Research has shown that developers respond to inclusionary zoning mandates by building fewer homes and selling the market-rate homes they build for higher prices to compensate for their losses on the so-called affordable homes. When the price of new homes goes up, owners of existing homes also raise their prices, so all homebuyers except the lucky few to get an “affordable” home end up paying more.
To make matters worse, MIT economist Matthew Rognlie has shown that rising wealth inequality is due almost solely to rising housing prices (www.brookings.edu/~/media/Projects/BPEA/Spring-2015/2015a_rognlie.pdf ?la=en). Wealth inequality in America reached a low point in 1970, when housing was affordable almost everywhere and median home prices in Hawaii were only a little over three times median family incomes.

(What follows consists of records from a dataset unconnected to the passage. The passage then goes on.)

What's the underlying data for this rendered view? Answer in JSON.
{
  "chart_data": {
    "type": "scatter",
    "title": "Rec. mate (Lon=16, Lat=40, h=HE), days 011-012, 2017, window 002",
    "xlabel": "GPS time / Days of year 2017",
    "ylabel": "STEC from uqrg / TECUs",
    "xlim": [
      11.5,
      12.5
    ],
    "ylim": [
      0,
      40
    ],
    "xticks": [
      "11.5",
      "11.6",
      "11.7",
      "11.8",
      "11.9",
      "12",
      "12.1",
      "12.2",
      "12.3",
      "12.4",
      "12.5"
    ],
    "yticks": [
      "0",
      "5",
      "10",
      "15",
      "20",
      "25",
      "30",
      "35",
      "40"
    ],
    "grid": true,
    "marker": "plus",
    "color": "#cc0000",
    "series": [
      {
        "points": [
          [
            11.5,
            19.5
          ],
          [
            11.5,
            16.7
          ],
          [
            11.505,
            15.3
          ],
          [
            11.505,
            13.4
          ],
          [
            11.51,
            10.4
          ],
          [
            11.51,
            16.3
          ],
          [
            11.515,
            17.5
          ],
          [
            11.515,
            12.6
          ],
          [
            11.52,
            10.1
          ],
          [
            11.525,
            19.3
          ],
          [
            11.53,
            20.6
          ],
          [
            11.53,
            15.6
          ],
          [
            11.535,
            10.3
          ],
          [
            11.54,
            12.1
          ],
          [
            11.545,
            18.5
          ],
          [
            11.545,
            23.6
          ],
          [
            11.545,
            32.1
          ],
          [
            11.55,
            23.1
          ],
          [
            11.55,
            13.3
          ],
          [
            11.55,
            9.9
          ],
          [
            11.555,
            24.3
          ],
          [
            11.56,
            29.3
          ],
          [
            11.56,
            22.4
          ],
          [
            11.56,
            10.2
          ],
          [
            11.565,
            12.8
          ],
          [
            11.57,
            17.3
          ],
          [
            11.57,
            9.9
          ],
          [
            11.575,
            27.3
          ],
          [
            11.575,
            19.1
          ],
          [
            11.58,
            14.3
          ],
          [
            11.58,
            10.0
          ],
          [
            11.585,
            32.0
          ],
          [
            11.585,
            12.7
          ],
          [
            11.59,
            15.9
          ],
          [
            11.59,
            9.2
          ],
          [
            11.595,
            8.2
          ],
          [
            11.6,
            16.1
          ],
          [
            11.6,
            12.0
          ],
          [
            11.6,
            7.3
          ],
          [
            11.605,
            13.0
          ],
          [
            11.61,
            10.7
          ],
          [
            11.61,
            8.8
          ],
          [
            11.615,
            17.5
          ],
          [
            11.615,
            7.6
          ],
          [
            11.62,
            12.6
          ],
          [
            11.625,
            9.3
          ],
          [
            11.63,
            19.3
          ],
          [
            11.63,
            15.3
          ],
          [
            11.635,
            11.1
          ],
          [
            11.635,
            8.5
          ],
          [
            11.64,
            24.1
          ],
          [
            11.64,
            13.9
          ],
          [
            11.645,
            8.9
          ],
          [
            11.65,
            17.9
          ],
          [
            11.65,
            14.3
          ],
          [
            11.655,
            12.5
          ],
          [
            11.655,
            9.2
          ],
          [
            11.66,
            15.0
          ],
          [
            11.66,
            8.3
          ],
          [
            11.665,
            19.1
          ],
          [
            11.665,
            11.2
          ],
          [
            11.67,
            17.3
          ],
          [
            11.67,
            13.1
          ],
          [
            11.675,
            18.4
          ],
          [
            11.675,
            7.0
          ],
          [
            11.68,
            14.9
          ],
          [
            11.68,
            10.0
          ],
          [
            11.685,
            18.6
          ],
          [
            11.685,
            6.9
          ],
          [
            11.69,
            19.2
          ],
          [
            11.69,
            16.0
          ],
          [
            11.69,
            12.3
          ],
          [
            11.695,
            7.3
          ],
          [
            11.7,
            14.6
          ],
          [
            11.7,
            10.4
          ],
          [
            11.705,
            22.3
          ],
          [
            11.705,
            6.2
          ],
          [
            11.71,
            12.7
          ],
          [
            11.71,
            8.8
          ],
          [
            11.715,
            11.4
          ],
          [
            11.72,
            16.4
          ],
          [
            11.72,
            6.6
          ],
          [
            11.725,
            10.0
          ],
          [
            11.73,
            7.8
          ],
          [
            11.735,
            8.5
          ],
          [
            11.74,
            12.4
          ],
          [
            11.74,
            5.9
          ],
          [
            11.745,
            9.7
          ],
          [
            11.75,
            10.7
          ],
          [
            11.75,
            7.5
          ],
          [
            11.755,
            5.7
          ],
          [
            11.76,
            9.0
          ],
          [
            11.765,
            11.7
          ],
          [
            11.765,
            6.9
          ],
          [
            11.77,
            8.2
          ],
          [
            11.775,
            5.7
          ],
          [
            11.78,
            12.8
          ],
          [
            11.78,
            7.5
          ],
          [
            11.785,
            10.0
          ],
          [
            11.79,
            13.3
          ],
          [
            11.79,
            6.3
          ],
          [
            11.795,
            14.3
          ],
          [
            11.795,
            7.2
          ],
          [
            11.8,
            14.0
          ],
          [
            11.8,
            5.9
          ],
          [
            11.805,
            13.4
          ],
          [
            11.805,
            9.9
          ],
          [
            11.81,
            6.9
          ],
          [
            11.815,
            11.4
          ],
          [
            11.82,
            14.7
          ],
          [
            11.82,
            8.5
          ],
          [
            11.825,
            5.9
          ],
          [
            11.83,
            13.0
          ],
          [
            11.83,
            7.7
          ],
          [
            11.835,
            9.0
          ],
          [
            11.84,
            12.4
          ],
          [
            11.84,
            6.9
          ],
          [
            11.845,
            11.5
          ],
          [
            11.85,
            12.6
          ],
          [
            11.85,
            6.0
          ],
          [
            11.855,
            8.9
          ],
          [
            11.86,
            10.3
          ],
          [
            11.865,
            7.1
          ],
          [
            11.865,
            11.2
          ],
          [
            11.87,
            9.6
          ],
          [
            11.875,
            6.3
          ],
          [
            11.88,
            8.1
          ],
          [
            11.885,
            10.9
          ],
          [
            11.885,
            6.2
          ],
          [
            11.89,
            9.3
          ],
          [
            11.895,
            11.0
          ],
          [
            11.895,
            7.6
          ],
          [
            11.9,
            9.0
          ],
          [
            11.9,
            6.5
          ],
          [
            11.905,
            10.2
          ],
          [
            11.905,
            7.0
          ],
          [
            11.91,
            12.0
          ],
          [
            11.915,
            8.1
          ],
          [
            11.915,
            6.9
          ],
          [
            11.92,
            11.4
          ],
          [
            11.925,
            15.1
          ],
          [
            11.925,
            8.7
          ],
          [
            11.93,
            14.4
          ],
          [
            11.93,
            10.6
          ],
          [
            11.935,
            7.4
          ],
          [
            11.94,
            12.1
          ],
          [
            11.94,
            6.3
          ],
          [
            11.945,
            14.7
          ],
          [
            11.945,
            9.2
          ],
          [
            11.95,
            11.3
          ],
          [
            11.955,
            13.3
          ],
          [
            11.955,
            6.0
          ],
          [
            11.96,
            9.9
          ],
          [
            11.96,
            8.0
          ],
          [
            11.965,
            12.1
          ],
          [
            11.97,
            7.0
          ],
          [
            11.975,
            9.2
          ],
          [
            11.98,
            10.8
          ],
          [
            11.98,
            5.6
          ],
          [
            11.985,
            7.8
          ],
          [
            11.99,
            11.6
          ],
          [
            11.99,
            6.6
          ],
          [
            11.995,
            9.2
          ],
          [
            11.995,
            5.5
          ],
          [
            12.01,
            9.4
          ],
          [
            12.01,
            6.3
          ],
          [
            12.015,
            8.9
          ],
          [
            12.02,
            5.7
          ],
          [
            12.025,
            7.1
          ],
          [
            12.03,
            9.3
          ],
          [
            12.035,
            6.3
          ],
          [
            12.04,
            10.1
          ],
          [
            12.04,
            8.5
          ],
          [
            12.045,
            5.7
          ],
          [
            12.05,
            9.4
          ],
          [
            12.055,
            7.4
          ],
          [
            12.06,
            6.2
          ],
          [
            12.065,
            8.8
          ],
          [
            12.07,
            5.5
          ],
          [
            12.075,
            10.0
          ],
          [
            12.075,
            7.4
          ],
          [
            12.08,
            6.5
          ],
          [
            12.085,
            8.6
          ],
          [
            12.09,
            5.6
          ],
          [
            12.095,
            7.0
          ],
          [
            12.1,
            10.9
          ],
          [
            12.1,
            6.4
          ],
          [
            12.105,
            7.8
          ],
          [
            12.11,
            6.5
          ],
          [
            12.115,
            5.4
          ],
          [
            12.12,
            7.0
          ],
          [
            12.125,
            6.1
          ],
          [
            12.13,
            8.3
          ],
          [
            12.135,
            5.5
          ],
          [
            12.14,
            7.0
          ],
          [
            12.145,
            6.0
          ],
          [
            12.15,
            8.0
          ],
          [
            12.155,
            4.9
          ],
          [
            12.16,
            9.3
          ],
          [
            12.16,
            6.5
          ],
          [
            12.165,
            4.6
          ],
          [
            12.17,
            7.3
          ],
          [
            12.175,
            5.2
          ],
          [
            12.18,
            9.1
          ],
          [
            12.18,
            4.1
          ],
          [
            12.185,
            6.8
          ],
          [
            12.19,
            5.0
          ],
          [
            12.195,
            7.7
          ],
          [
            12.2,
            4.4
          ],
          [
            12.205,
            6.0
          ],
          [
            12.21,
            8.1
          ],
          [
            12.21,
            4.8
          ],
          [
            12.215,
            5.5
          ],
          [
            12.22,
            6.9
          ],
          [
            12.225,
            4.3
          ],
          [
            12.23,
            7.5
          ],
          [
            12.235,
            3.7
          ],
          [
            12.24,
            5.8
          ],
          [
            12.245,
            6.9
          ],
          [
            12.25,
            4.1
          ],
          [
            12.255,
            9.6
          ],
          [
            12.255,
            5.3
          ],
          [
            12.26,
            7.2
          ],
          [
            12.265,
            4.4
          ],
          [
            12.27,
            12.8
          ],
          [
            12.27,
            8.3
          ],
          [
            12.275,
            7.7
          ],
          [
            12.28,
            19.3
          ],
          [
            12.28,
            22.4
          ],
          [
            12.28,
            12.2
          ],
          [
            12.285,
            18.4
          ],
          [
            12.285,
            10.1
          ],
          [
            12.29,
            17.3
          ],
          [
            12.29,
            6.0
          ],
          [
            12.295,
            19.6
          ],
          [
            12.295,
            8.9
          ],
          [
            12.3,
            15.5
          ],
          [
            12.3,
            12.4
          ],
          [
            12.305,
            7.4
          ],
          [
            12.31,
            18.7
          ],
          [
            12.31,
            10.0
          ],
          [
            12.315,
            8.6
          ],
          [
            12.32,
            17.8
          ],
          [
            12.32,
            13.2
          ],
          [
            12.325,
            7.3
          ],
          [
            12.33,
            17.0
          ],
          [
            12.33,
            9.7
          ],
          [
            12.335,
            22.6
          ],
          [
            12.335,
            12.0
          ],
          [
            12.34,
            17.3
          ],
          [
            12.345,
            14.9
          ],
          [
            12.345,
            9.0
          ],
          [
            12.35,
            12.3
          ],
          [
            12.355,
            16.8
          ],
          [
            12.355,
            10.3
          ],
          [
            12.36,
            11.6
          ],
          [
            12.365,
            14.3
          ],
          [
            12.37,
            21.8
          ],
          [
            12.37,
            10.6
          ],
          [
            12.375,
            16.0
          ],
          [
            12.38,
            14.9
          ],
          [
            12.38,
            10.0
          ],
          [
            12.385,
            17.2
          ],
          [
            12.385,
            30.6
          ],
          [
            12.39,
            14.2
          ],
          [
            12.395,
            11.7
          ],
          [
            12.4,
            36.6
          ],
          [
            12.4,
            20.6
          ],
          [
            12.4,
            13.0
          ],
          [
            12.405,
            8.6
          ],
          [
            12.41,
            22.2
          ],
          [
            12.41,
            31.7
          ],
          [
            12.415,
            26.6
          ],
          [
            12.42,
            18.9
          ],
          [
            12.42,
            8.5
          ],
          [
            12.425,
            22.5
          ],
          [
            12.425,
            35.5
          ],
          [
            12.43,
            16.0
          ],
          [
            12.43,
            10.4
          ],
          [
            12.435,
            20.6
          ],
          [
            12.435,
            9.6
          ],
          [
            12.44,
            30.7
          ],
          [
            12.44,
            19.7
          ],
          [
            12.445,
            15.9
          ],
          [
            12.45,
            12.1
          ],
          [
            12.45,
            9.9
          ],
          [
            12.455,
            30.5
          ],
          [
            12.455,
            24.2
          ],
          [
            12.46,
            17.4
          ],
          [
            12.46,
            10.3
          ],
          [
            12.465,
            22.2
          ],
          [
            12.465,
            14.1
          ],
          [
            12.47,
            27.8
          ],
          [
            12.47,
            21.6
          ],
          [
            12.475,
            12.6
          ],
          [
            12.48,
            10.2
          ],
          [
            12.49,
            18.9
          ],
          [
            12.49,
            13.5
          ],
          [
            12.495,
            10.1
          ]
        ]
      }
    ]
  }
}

Since then, states and urban areas have applied such policies to regions containing nearly half the housing in the nation, leading wealth inequality to grow as people who already owned homes received windfalls while people who didn’t were forced to either go heavily into debt or were shut out of the housing market. Ironically, the main cause of the wealth inequality that progressives decry is the land-use regulation that progressives promote.
In short, urban-containment and many other land-use policies that make housing less affordable, including lengthy permitting processes, excessive impact fees and affordable-housing mandates, all appear to violate the Fair Housing Act. Ending these policies would help revitalize Hawaii’s economy and create new opportunities for low-income people.